Last Thursday’s presentation did not require a vote by board members. Representatives for the project said they would present further details as well as an archaeological study of the property at a future meeting.

North Smithfield Auto Body expansion, Dowling Village condos move forward

In unrelated business, board members voted on two proposals for planned development along Route 146. In the first, North Smithfield Auto Body owner Thomas Whalen presented plans to expand his business at its current location on Route 146 north. The plans include a new, 14,300-square-foot shop with an office and new service bays. Board members voted 5-0 to approve the project’s master plan application, the first stage of review, pending approval of the entry and exit plans by the Rhode Island Department of Transportation.

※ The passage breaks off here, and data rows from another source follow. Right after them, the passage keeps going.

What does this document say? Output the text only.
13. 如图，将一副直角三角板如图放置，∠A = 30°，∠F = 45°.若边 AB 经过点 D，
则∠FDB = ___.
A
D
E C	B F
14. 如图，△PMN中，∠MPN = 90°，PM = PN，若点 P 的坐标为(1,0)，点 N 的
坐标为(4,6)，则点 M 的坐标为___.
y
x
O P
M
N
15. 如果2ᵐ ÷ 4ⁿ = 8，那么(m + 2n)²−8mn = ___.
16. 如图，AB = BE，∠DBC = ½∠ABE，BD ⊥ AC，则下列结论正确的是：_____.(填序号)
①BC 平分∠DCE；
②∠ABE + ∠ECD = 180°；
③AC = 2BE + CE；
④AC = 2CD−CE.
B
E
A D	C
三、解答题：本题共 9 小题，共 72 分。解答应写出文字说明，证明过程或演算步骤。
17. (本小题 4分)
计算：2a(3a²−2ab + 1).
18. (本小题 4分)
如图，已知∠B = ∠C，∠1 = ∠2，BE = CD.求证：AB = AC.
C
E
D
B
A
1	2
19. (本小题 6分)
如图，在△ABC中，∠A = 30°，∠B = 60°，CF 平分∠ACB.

In the second matter, representatives of Dowling Village returned for a vote on a proposed condo development off Old Louisquisset Pike after initially presenting the plans to the board in May. Mancini, representing Dowling Village developer Brian Bucci, told board members the project would include 21 units in two buildings. Members of the public voiced concerns over parking and compliance with the original Dowling Village plans that were approved in 2004. The board voted 3-2 to approve the project’s master plan application, with Chairman Gary Palardy and member Jeffrey Porter voting against.

Comments

The solar expansion in North Smithfield has become a raging issue, I have to praise the planning board’s recent decision to put a temporary halt to what appears to be
the new race to profit before the true facts are uncovered. I’d also like to thank Councilman Osier from championing a solar moratorium ordinance. We are a small town populated with residents who are involved in living busy lives bringing up families, people juggling many roles and seniors facing life changing choices most financially or health related. Unfortunately it is a perfect environment to allow for decisions that could have long term consequences at the expense of the town. The end result to the lack of forethought came to roost most recently with our exorbitant tax increase. Excuses abounded: not my fault, blame the last people in charge etc. The size of the town almost equals it’s short memory, we've been the “victims” of LL&R, Stamina mills, we’ve lost the revenue from National Grid, Prime Hosptal’s RI Rehab, Stanley Tree service, we suffered from additional cost overruns on building projects. The list is unending. Our roads are horrendous, water lines from Woonsocket into the town could soon become another financial boondoggle. These “problems” all fall into the taxpayers pocket. And now add the thought that taxpayers should potentially be satisfied with a reward of bathrooms and concession stands that will benefit a small segment in trade for the ability to get the best deal from a developer who has profit as his goal, is just another example of our shortsightedness. To add insult to injury the deal is being pushed by someone who was voted out of office for using his office to promote his personal agenda. North Smithfield taxpayers deserve better, but only our due diligence can stop this madness. Hopefully purported benevolence will not be added to our list of excuses for failing to expertly explore consequences of decisions.